Codes are attached for reproduce

def conv2d_matmul_fp(sample_input, weight, padding, stride, dilation):
    N,C,X,Y = sample_input.size()
    K,_,R,S = weight.size()

    out_size = (math.floor((X+padding[0]*2-dilation[0]*(R-1)-1)/stride[0]) + 1, math.floor((Y+padding[1]*2-dilation[1]*(S-1)-1)/stride[1]) + 1)

    simple_in_unfold = torch.nn.functional.unfold(sample_input, kernel_size=(R,S), dilation=dilation, padding=padding, stride=stride)
    res = torch.matmul(weight.view(weight.size()[0], -1), simple_in_unfold[0])
    return res.reshape(N, K, out_size[0], out_size[1])

def Conv2d_layer_matmul(sample_input, conv_layer):
    weight = conv_layer.state_dict()["weight"]
    padding = conv_layer.padding
    stride = conv_layer.stride
    dilation = conv_layer.dilation
    return conv2d_matmul_fp(sample_input, weight, padding, stride, dilation)

# Define sample model
sample_fp_conv2d = nn.Conv2d(3, 64, kernel_size=7, stride=(2,2), padding=(3,3), bias=False)
sample_fp_conv2d.eval()
# Extract the weights
weight = sample_fp_conv2d.state_dict()['weight']

# Define sample input data
# sample_input = val_data[0]
sample_input = torch.randn(1,3,224,224)

# Define sample result
sample_res = sample_fp_conv2d(sample_input)
print(sample_res.size())

res = Conv2d_layer_matmul(sample_input, sample_fp_conv2d)

# Comare both results
torch.where(torch.isclose(res, sample_res, rtol=1e-3)==False)

Really appreciate it if anyone could help

Hi Jianming!

I have not looked at your code.

However, this kind of discrepancy is common and is usually caused by
floating-point round-off error due to the fact that the order of operations
in your implementation will almost certainly differ from those in Conv2d.
Even though the two sets of operations should be mathematically
equivalent, the results can differ because of round-off error.

An easy way to test for this is to redo the calculation in double precision
(preferably using the same Conv2d weight matrix and random
sample_input tensor from your single-precision calculation, converted
to double precision).
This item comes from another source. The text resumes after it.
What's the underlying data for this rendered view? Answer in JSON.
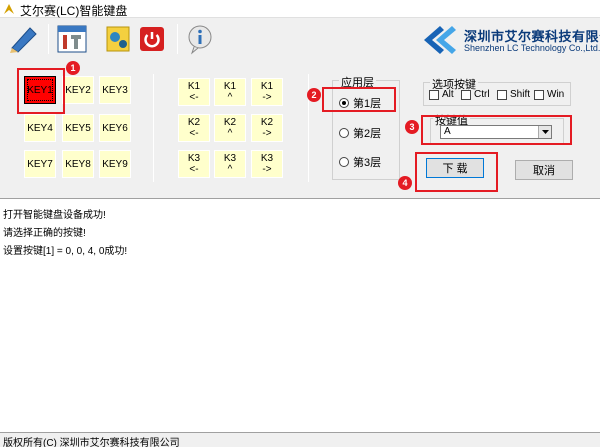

If performing the calculation in double precision
reduces the discrepancy by several orders of magnitude, you would
have strong evidence that your issue is due to round-off error.

Best.

K. Frank

Thanks for your kind reply.

I have tried both torch.float32 and torch.float64 for weights and input in my own implementation. And both of them demonstrate some differences compared with the official conv2d API. As for the results, double precision will even introduce more difference compared with the official implementation of Conv2d in Pytorch.

Might I ask whether there are other reasons except the precision issue to cause such a difference? And whether there is a custom implementation to match the custom implementation to the official Conv2d?
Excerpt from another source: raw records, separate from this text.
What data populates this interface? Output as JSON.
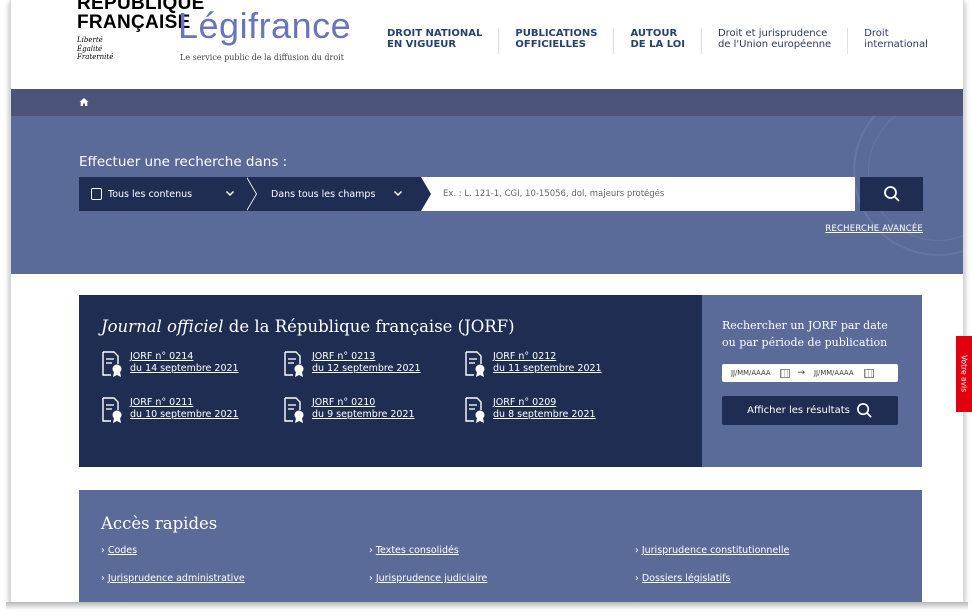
{
  "header": {
    "republique_line1": "RÉPUBLIQUE",
    "republique_line2": "FRANÇAISE",
    "motto": [
      "Liberté",
      "Égalité",
      "Fraternité"
    ],
    "brand": "Légifrance",
    "tagline": "Le service public de la diffusion du droit",
    "nav": [
      {
        "line1": "DROIT NATIONAL",
        "line2": "EN VIGUEUR"
      },
      {
        "line1": "PUBLICATIONS",
        "line2": "OFFICIELLES"
      },
      {
        "line1": "AUTOUR",
        "line2": "DE LA LOI"
      },
      {
        "line1": "Droit et jurisprudence",
        "line2": "de l'Union européenne"
      },
      {
        "line1": "Droit",
        "line2": "international"
      }
    ]
  },
  "search": {
    "label": "Effectuer une recherche dans :",
    "scope": "Tous les contenus",
    "field": "Dans tous les champs",
    "placeholder": "Ex. : L. 121-1, CGI, 10-15056, dol, majeurs protégés",
    "advanced": "RECHERCHE AVANCÉE"
  },
  "jorf": {
    "title_italic": "Journal officiel",
    "title_rest": " de la République française (JORF)",
    "items": [
      {
        "num": "JORF n° 0214",
        "date": "du 14 septembre 2021"
      },
      {
        "num": "JORF n° 0213",
        "date": "du 12 septembre 2021"
      },
      {
        "num": "JORF n° 0212",
        "date": "du 11 septembre 2021"
      },
      {
        "num": "JORF n° 0211",
        "date": "du 10 septembre 2021"
      },
      {
        "num": "JORF n° 0210",
        "date": "du 9 septembre 2021"
      },
      {
        "num": "JORF n° 0209",
        "date": "du 8 septembre 2021"
      }
    ],
    "side_title": "Rechercher un JORF par date ou par période de publication",
    "date_placeholder": "JJ/MM/AAAA",
    "arrow": "→",
    "results_button": "Afficher les résultats"
  },
  "acces": {
    "title": "Accès rapides",
    "links": [
      "Codes",
      "Textes consolidés",
      "Jurisprudence constitutionnelle",
      "Jurisprudence administrative",
      "Jurisprudence judiciaire",
      "Dossiers législatifs"
    ]
  },
  "feedback": "Votre avis"
}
Thanks again for your help!

Best
Jianming

Hi Jianming!

If I understand correctly, you have used torch.float32 and torch.float64
for your implementation, but only used torch.float32 for the “official
conv2d API.”

My suggestion, in more detail, is:

Calculation 1:

Use torch.float32 for both your implementation and “the official conv2d.”
Measure the discrepancy. For example, calculate the mean and the
maximum of the absolute values of the differences between the two
results.

Calculation 2:

Use torch.float64 for both your implementation and “the official
conv2d.” (Ideally perform this computation using the same weight
and sample_input that you used in the torch.float32 calculation,
except converted to torch.float64.) The point is that you want to
perform both convolution implementations in double precision – that
is, torch.float64. Measure the discrepancy the same way as you
did for the torch.float32 calculation. Does using torch.float64
reduce the discrepancy?

Just to be clear, we do not expect the comparison between using
torch.float32 for one implementation and torch.float64 for
the other to reduce the discrepancy.

Best.

K. Frank